Richard Elliott Palmer calculated age is 78.

Richard Elliott Palmer birth is given as 1853.

Richard Elliott Palmer is listed on the GPR grave numbered 396326.

Richard Elliott Palmer is listed as the first name on monument on the grave monument.

Richard Elliott Palmer has the record number 850358 within the GPR person name database table.

The record was added to the GPR on 29 May 2014

There is one image available for the monument listing Richard Elliott Palmer (see grave detail page).
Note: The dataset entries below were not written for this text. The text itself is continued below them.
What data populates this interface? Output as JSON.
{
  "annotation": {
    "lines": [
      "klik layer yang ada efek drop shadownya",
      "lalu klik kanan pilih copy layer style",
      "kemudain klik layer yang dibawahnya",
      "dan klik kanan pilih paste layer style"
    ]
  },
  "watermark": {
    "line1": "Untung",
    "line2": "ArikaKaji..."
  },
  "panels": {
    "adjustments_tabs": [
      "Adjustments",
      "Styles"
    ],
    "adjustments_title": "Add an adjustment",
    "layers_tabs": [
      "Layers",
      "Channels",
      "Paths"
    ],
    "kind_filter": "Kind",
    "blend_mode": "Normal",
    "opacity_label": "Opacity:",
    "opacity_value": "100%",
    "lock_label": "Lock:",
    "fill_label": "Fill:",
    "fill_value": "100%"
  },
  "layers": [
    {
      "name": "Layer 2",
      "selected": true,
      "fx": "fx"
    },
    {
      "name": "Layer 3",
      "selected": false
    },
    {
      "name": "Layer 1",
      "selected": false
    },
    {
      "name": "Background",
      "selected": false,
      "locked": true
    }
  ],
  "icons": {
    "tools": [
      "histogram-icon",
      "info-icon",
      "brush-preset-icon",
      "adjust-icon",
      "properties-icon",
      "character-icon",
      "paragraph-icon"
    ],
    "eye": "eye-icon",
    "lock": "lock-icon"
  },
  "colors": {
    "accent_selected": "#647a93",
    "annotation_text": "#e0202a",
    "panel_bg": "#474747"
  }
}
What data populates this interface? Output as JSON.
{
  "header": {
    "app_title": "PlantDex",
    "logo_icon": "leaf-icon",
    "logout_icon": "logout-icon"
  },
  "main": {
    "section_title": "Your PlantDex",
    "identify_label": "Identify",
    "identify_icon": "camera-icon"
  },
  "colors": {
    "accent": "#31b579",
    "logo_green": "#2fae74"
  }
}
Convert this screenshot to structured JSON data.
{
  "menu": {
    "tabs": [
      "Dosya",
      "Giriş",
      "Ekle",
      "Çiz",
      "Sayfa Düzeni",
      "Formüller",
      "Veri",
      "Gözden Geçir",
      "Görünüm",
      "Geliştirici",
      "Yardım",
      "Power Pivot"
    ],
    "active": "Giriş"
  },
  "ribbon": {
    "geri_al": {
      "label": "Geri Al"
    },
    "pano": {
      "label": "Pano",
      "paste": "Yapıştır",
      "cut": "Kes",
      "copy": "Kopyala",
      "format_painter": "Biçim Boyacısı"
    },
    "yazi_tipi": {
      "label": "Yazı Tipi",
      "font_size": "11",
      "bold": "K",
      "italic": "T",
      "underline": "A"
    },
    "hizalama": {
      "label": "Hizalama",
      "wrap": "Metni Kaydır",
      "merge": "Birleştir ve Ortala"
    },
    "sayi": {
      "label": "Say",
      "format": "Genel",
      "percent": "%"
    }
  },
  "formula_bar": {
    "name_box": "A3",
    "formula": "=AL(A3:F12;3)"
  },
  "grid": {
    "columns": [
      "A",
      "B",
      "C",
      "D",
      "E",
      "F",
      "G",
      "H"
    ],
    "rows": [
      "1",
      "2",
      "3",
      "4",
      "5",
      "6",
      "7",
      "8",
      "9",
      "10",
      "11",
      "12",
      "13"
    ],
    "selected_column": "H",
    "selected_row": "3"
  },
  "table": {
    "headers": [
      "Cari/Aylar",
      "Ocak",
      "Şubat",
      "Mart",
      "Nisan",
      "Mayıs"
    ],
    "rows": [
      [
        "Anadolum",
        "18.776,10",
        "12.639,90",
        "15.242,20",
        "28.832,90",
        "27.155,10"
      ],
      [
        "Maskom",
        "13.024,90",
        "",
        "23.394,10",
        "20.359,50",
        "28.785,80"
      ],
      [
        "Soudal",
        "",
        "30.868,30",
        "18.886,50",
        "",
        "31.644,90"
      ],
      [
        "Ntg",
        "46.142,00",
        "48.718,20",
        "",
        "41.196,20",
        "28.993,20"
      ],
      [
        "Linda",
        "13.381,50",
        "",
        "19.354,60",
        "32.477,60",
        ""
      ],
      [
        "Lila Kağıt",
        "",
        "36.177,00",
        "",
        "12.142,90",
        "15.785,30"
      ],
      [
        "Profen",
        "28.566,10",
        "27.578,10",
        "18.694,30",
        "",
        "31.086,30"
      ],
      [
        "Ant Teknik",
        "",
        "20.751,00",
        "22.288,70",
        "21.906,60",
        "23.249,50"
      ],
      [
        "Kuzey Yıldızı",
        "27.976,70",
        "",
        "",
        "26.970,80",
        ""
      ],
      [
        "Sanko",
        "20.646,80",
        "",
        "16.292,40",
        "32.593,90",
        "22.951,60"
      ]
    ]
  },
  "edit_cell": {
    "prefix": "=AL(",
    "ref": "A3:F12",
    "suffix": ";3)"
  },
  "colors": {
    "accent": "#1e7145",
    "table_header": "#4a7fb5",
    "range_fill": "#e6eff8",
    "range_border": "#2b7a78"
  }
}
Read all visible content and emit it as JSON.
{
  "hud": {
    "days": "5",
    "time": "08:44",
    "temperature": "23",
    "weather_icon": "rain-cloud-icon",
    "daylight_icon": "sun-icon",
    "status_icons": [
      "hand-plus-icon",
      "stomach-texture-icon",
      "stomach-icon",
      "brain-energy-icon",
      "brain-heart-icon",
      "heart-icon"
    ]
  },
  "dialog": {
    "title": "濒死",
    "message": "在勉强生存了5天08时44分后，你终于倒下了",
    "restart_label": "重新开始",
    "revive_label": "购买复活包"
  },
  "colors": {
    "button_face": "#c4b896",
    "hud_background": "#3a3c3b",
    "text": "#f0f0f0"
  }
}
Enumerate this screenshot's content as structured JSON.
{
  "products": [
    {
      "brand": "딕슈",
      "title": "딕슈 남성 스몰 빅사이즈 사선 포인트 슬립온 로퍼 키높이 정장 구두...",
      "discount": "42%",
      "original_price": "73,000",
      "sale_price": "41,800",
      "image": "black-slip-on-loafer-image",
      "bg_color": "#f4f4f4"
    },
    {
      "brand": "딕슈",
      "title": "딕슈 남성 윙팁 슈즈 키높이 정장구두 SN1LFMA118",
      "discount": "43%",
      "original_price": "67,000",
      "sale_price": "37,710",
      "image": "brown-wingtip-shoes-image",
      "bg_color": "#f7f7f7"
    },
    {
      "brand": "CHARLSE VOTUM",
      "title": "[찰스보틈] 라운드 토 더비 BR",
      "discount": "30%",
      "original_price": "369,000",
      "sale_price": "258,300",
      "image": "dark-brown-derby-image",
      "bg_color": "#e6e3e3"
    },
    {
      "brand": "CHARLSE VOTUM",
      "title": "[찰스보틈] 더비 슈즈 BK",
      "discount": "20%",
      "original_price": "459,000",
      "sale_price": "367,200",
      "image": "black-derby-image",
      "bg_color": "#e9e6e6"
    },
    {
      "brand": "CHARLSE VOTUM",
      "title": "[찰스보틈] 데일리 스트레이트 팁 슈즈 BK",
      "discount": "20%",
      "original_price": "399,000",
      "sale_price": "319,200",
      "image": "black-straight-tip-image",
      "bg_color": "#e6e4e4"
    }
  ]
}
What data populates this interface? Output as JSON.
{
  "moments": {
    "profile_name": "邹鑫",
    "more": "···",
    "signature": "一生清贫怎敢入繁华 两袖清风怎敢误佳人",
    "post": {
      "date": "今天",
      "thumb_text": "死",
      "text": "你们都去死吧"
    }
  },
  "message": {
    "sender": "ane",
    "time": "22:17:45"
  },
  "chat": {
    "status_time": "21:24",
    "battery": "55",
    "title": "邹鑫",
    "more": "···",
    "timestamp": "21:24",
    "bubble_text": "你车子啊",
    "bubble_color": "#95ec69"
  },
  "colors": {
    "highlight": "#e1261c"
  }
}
The follow note is stored against Richard Elliott Palmer record:

Richard Elliott Palmer was the eldest son of John Palmer and Henrietta Stephens of Tralee, Co. Kerry, Ireland. His father established a successful corn milling business before his death in 1860. Richard Elliott Palmer obtained a commission in the Kerry Militia. He was promoted from sub-lieutenant to lieutenant in 1875 and from lieutenant to captain in June 1879 and then transferred to the reserve in July of the following year. He was to continue to use the title ‘captain’ for the rest of his life. In 1885 Palmer became the New York manager for a London-based wine shipping company. In 1888 he went bankrupt but in 1892 married a wealthy American woman. He returned to Ireland and stood as Unionist candidate in the West Kerry constituency at the 1892 general election, securing a paltry forty-three votes. He moved to Newdigate in Surrey, where he built a mansion named ‘Oaklands Park’ standing in landscaped grounds. There he also had a 124 acre dairy farm and a herd of pedigree Kerry cattle. In February 1894 his creditors once again caught up with him and he was brought before Croydon Bankruptcy Court where he was described as a ‘poor man with a rich wife’. It was claimed that apart from his Surrey farming activities ‘he went hunting and driving three or four horses about all over Ireland and lived in high style.’ He died in August 1931 leaving nearly £33,000 in his will ‘pending litigation’. So complicated were his affairs that they were not finally settled until 1937, three years after his wife’s death.